Вполне достаточно сотрудника представительства и практикантки.
— Опять
дипломатия, — скривилась я. — Куда ни плюнь — одна дипломатия. Кидают
практиканток суду на съедение, и всем плевать!
— Не
переживай, — посоветовал Лёд. — Заменить тебя на кухне некем, так что
Град здание суда по камешку разнесёт, когда проголодается. Всех перестреляет.
Хи-хи.
— И зачем я
завтрак сытный сделала? — вздохнула я. — Теперь он долго не
проголодается. А ты?
— Я тоже
продержусь до твоего возвращения, — пообещал Лёд. — Не бойся, всё
представительство предпочтет бой принять с судебной властью, чем мыть посуду.
Спасём мы тебя.
— Как же,
Профессор научился посуду мыть, обойдетесь и без меня. Так даже экономней
будет.
— И не
надейся, что тебе удастся улизнуть от мытья посуды. Практика — это святое.
— Не наступай
мне на больной хвост! — заныла я. — Я должна практиковаться или по
вскрытию погребений или по анализу женских украшений.
— Тебе могилы
пораскапывать захотелось? — уточнил Рассвет и почесал в затылке. —
Странные какие-то нынче вкусы у девушек. По мне, так лучше посуду мыть.
— Ну и
мой! — обрадовалась я. — Требую предоставить мне практические занятия
согласно разрабатываемым мною темам!
— Если очень
хочешь, как я поднимусь, свожу тебя к одному заброшенному захоронению, —
пообещал Лёд. — Вскрывай, сколько душе угодно. Правда, когда местное население
тебя попытается растерзать, — не жалуйся. Народ здесь тёмный и очень не
любит, когда лезут в могилы их предков.
— Нет, ты мне
лучше украшений побольше купи. А я буду отслеживать на их примере изменения.
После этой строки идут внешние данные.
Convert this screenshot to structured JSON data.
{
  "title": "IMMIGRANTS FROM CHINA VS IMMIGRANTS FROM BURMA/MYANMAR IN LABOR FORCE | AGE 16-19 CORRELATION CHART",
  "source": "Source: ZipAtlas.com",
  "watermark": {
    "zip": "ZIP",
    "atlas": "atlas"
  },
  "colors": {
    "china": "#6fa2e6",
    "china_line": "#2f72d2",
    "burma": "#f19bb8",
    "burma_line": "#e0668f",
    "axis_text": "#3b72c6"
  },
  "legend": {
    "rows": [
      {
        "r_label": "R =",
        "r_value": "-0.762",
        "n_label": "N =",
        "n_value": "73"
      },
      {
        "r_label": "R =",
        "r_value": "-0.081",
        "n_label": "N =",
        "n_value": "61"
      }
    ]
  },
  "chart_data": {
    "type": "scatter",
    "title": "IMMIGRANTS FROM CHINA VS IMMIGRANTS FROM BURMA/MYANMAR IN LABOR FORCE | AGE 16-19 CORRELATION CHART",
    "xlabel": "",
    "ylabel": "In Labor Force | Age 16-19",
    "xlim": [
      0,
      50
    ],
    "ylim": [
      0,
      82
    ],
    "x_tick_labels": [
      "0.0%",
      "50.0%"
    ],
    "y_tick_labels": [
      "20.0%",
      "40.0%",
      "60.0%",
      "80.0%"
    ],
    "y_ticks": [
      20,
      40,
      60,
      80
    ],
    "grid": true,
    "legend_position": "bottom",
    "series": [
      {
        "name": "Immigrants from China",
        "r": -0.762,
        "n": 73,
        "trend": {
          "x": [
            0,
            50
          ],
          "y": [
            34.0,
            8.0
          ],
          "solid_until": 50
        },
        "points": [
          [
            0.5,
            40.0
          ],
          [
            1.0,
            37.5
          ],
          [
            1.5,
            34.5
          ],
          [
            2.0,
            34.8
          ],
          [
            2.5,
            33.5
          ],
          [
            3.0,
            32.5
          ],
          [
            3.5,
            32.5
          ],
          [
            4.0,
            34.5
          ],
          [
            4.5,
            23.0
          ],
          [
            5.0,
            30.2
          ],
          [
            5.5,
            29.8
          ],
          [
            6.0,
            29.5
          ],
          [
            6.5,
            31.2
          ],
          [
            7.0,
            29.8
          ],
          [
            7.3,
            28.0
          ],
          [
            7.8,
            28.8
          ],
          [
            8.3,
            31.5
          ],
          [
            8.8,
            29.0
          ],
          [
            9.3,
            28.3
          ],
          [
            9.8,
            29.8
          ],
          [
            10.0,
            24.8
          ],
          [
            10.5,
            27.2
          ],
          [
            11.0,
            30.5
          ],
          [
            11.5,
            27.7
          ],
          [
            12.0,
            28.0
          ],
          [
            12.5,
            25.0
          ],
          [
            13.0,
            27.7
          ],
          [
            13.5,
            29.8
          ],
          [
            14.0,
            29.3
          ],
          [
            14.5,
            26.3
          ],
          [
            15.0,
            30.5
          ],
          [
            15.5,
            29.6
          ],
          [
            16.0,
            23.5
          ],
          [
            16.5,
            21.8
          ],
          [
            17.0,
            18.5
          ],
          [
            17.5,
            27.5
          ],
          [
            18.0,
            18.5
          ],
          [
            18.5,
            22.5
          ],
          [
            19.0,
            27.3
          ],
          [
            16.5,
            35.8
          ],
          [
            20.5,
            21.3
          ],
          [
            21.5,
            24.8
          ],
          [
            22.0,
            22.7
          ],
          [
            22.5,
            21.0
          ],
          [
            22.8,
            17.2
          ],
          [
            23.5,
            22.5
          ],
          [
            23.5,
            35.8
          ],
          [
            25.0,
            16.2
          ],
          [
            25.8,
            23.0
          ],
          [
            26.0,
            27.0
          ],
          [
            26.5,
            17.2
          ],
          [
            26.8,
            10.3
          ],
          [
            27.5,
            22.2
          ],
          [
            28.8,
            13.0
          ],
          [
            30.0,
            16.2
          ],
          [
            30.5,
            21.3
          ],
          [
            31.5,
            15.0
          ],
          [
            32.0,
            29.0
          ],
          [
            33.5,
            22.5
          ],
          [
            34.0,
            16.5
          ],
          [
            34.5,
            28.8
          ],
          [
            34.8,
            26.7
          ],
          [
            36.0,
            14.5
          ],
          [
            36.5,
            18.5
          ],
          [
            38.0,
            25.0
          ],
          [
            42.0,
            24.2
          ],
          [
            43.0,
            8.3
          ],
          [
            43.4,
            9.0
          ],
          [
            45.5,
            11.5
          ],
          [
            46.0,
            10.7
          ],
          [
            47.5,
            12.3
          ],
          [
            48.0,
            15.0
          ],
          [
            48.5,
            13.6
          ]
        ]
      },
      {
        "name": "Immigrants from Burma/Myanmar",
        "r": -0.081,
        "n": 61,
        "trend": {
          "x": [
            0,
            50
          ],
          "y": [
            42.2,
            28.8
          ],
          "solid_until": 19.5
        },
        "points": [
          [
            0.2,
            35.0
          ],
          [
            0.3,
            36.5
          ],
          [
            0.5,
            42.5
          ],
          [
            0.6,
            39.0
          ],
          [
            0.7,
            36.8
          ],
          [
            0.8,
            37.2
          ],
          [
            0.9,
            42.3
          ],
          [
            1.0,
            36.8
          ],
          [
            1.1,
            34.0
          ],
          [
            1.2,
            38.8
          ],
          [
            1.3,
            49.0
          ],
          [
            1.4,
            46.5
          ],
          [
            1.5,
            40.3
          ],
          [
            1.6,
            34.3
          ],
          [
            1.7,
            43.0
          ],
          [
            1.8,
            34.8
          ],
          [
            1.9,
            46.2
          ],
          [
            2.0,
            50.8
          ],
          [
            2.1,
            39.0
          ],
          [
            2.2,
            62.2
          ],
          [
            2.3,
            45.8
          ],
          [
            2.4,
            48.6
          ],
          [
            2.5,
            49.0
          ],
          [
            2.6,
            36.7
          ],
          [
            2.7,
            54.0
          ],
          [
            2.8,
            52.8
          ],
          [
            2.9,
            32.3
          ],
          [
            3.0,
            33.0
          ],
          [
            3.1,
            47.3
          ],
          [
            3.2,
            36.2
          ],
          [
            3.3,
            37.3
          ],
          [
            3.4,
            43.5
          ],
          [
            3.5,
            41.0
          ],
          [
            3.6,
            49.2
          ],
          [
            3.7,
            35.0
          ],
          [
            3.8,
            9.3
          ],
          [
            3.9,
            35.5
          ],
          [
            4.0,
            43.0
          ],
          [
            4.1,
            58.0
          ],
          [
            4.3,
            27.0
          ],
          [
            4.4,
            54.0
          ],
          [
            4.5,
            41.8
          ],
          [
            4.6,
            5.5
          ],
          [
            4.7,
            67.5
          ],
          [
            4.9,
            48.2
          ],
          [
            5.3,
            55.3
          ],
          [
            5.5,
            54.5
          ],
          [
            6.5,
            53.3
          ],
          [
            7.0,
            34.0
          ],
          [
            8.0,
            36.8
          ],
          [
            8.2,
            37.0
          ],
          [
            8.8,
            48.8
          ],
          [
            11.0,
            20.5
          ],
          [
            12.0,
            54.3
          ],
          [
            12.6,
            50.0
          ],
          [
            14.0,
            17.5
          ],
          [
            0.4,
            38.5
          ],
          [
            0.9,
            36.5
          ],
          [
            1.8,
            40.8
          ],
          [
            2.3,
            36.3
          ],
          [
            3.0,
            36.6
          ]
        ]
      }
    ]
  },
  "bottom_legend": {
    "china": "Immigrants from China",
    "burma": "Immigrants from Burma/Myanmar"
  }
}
И
носить, — мечтательно сказала я.
За окном загрохотал
колёсами наш экипаж: кучер на свежих лошадях приехал из своего дома.
— Всё,
пора, — поднялся с подоконника Рассвет.
Лёд грустно
вздохнул и снова дёрнул за верёвочку. И сказал мне в спину:
— На случай,
если ты не вернёшься, знай: Профессор действительно не умеет наводить чистоту и
порядок, тебя нам будет очень недоставать.
— Похоже, ты
выздоравливаешь, — отозвалась я.
* * *
К зданию суда мы
подъехали с шиком.
Кучер, тоже
великий знаток дипломатии, умудрился так остановить экипаж, что перекрыл подъезд
к суду всем остальным.
Солнце било в
зашторенные окна экипажа, заставляло ещё ярче светится всеми эмалями герб
Ракушки на его боках.
Благодаря усилиям
хитрого кучера наш приезд сообщал окружающим на безмолвном языке, что смешно
даже подумать о наличии злодейских замыслов в отношении захудалой прачечной у
людей, которые ездят на такой роскоши.
Когда на белый
свет выбрались мы с Рассветом, очень похожие на парочку выпускников перед
экзаменами, впечатление (по плану) должно было усилиться. Одни мои кружевные
манжеты и воротничок на строгом тёмном платье чего стоили! И хвост я держала в
лучших традициях пансионата, строго параллельно заднему шву юбки, наша
надзидама бы прослезилась, увидев это.
Ну а аккуратный,
сосредоточенный Рассвет, держащий под мышкой папку с бумагами, меньше всего
напоминал негодяя, способного подговорить кого-то поджечь прачечную.